Vastenmaand Ramadan zit er alweer enkele weken op voor de islamitische bevolking van Palestina; Eid is gevierd. Het was een maand waarin het even leek alsof mensen zich geen zorgen hoefden te maken over slooporders en de toekomst van hun huizen.

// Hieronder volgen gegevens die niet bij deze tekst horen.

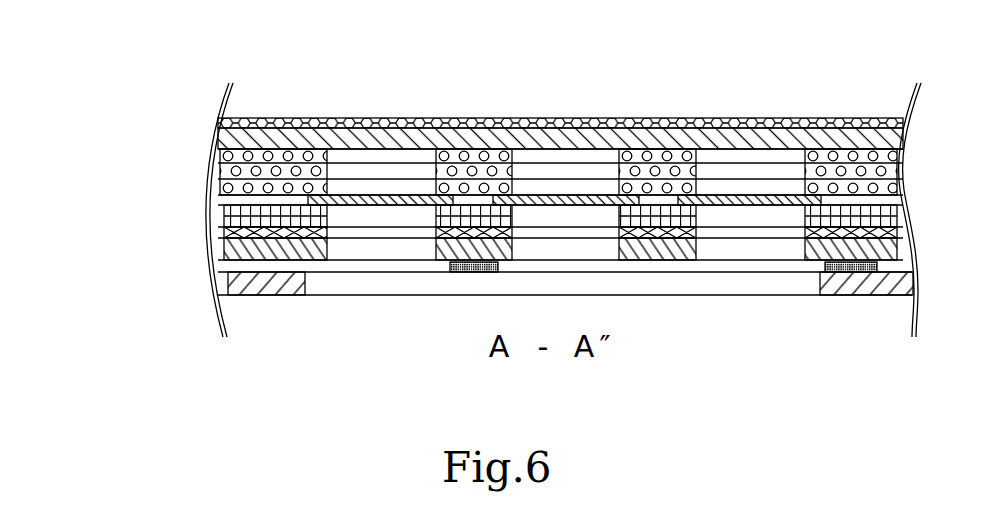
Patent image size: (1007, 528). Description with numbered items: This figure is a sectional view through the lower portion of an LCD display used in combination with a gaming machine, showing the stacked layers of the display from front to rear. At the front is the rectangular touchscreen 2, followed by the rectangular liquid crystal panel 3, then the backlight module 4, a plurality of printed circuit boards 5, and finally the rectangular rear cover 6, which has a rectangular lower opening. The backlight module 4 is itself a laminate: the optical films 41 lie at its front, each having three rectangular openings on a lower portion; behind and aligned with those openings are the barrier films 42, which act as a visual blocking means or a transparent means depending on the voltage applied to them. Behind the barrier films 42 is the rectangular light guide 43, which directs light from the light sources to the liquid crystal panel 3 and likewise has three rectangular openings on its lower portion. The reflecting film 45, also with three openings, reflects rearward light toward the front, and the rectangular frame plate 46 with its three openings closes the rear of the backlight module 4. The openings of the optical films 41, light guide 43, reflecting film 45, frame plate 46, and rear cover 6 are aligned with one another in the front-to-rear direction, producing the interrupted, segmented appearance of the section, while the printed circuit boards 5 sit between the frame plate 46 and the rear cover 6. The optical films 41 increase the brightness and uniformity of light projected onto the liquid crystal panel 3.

The touchscreen 2 is at (753, 121).
The liquid crystal panel 3 is at (828, 135).
The backlight module 4 is at (108, 35).
The optical films 41 is at (215, 185).
The barrier films 42 is at (757, 197).
The light guide 43 is at (223, 208).
The reflecting film 45 is at (230, 233).
The frame plate 46 is at (230, 247).
The printed circuit boards 5 is at (450, 265).
The rear cover 6 is at (235, 285).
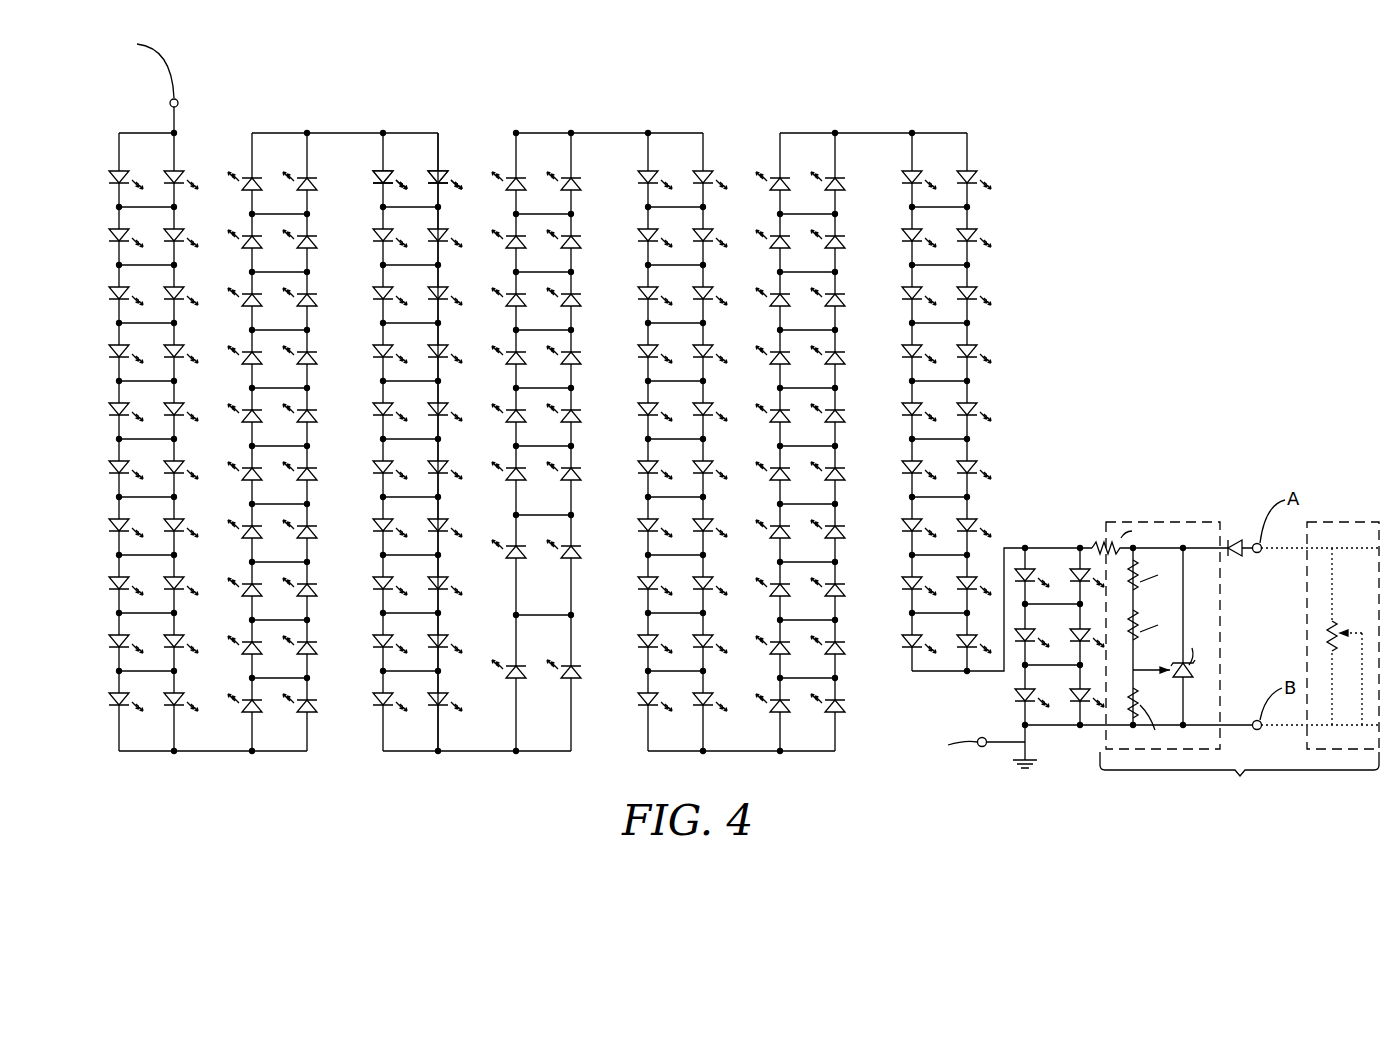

Een dorp waar de angst voor sloop altijd sluimert is Khan al-Ahmar. Khan al-Ahmar is een Palestijnse Bedoeïenengemeenschap waar een deel van de Jahalin stam woont. Het zijn zo’n 250 mensen, onder wie kinderen. Van oorsprong woonden de Jahalin rond Ain Jidy, dicht bij Massada, maar in 1954 werden ze verdreven door het Israëlische leger. Sinds 1967 heeft de stam het nomadische bestaan moeten opgeven. Ze hebben zich gesetteld in verschillende dorpen in de Westelijke Jordaanoever dicht bij Jeruzalem.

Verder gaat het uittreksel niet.